Marvel’s Spider-Man: Miles Morales is one of those situations where a sequel or expansion exceeds the base game quite a bit. I loved Marvel’s Spider-Man on PS4, PS5, and more recently on Steam Deck, but Marvel’s Spider-Man: Miles Morales is a better game overall. I wasn’t going to pass up a chance to check it out on Steam Deck after how good Marvel’s Spider-Man Remastered was, and I’m glad to report that Nixxes has done an amazing job with Marvel’s Spider-Man: Miles Morales.
Before getting into how it looks and runs on Steam Deck, Marvel’s Spider-Man: Miles Morales is set after the events of the first game. While I recommend playing that, if you’re more interested in playing as Miles and haven’t bought either game yet, you can grab this directly. Insomniac Games’ PS5 debut with Marvel’s Spider-Man: Miles Morales was spectacular. Just keep in mind that this is shorter than the original. I spent about half the time here compared to Marvel’s Spider-Man Remastered on PS5 and PS4.
On Steam Deck, Marvel’s Spider-Man: Miles Morales has arrived verified by Valve out of the box. While being verified doesn’t guarantee great performance or visuals, I’m pleased to report that Marvel’s Spider-Man: Miles Morales looks and plays like a dream on Steam Deck after a bit of tweaking. If I hadn’t played it on PS5 already, I’d have gone for 100% completion on Steam Deck. Alas this busy release season means I will only be chipping away at that over the coming weeks.
With Marvel’s Spider-Man Remastered, I settled on a mix of high and medium settings to get it to run at 40fps with drops after using the Steam Deck’s refresh rate change for 40hz. While a 30fps cap will give you a more stable experience overall, I decided to deal with some drops for the improvement 40fps brings to the table. Even in the busier moments like the opening set-pieces, it didn’t drop too much and looked consistently nice on the smaller screen.
The Steam Deck’s gyro implementation is great in general, and I usually enable it through the control settings when games don’t support it. With Marvel’s Spider-Man: Miles Morales, Nixxes had the exact same gyro setup I use enabled by default which is great to see. You can disable this, but I left it on because I love how it has been used in Marvel’s Spider-Man: Miles Morales. The screenshots in the review are all captured using a mix of medium and high settings with IGDI or FSR used. I’ve even included one with an ultrawide aspect ratio while my Steam Deck was connected via HDMI to my 1440p monitor to just show what is possible in the port.
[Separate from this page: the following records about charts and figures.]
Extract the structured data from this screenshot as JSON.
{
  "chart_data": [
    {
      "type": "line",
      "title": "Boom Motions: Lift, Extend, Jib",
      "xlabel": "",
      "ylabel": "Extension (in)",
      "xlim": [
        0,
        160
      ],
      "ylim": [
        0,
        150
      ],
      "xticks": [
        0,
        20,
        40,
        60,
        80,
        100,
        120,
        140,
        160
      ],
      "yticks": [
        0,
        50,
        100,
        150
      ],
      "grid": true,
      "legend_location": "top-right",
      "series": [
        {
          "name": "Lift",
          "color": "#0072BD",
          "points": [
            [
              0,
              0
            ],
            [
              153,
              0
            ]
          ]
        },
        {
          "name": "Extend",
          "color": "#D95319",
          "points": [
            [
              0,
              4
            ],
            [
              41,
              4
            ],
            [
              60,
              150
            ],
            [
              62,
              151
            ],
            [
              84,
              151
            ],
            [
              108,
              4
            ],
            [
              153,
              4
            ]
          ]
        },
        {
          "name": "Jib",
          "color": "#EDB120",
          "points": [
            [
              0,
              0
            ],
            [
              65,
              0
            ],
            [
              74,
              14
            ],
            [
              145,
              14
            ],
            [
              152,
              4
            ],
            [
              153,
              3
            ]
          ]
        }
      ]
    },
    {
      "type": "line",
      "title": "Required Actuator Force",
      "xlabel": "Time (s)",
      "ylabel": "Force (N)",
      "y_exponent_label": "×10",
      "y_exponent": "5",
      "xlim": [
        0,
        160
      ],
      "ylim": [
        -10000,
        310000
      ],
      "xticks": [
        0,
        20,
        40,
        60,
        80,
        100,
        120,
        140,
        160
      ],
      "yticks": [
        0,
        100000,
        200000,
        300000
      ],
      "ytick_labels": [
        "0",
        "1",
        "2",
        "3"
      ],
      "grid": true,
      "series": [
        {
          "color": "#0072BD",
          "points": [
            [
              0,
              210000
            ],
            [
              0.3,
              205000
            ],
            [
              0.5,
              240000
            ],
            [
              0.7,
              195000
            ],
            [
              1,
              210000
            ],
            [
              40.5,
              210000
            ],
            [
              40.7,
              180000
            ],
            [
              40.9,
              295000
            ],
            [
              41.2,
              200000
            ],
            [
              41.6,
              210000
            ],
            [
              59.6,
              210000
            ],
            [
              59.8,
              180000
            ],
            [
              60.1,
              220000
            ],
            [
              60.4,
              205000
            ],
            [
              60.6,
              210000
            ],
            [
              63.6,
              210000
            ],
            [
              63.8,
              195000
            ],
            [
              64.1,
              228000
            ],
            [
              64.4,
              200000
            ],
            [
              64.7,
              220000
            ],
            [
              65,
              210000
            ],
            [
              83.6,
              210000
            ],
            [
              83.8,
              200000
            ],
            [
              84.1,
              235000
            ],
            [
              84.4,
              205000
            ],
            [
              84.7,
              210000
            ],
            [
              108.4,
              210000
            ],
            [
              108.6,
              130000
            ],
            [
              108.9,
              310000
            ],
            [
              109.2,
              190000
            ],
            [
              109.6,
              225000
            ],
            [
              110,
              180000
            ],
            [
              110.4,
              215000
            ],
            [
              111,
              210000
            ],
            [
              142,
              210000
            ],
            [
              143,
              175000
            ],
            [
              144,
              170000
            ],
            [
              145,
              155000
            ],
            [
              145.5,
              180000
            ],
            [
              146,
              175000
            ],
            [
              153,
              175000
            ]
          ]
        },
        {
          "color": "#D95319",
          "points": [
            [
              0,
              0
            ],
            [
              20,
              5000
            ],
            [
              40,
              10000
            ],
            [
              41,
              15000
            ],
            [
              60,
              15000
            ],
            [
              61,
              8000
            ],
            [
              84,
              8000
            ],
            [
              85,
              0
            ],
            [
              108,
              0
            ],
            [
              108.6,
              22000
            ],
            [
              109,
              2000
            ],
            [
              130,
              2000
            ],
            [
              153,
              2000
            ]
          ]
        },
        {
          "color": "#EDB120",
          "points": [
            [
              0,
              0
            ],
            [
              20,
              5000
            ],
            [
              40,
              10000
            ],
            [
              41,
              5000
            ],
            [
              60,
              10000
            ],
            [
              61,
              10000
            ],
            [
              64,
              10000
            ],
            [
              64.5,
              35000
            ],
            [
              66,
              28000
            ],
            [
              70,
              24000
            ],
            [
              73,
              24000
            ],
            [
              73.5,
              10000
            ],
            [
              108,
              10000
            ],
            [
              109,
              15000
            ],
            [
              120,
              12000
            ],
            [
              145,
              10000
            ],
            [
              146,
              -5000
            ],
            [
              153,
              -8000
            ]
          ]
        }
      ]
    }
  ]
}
My only complaint with Marvel’s Spider-Man: Miles Morales on PC is the fact that you can’t buy it with Marvel’s Spider-Man Remastered together in a discounted bundle. On PS5, you can grab them both together as a part of Marvel’s Spider-Man: Miles Morales Ultimate Edition for $69.99 while you need to buy them separately totaling about $110 on PC going by the asking price. If you’re ok with this, Marvel’s Spider-Man: Miles Morales is definitely worth your time. I just hope Sony improves how it handles the pricing in its release strategy bringing these beloved PlayStation exclusives to PC in the future.
If you’ve not played Marvel’s Spider-Man: Miles Morales before, the PC version is an easy recommendation on Steam Deck. Miles Morales is a tighter and more focused take on the formula than the original game with better combat and a brilliant use of licensed music. The story is perfect to experience during the holiday season as well. It has been about two years since its PlayStation debut, and Marvel’s Spider-Man: Miles Morales has aged brilliantly. It is yet another ‘perfect on Steam Deck’ experience from Sony.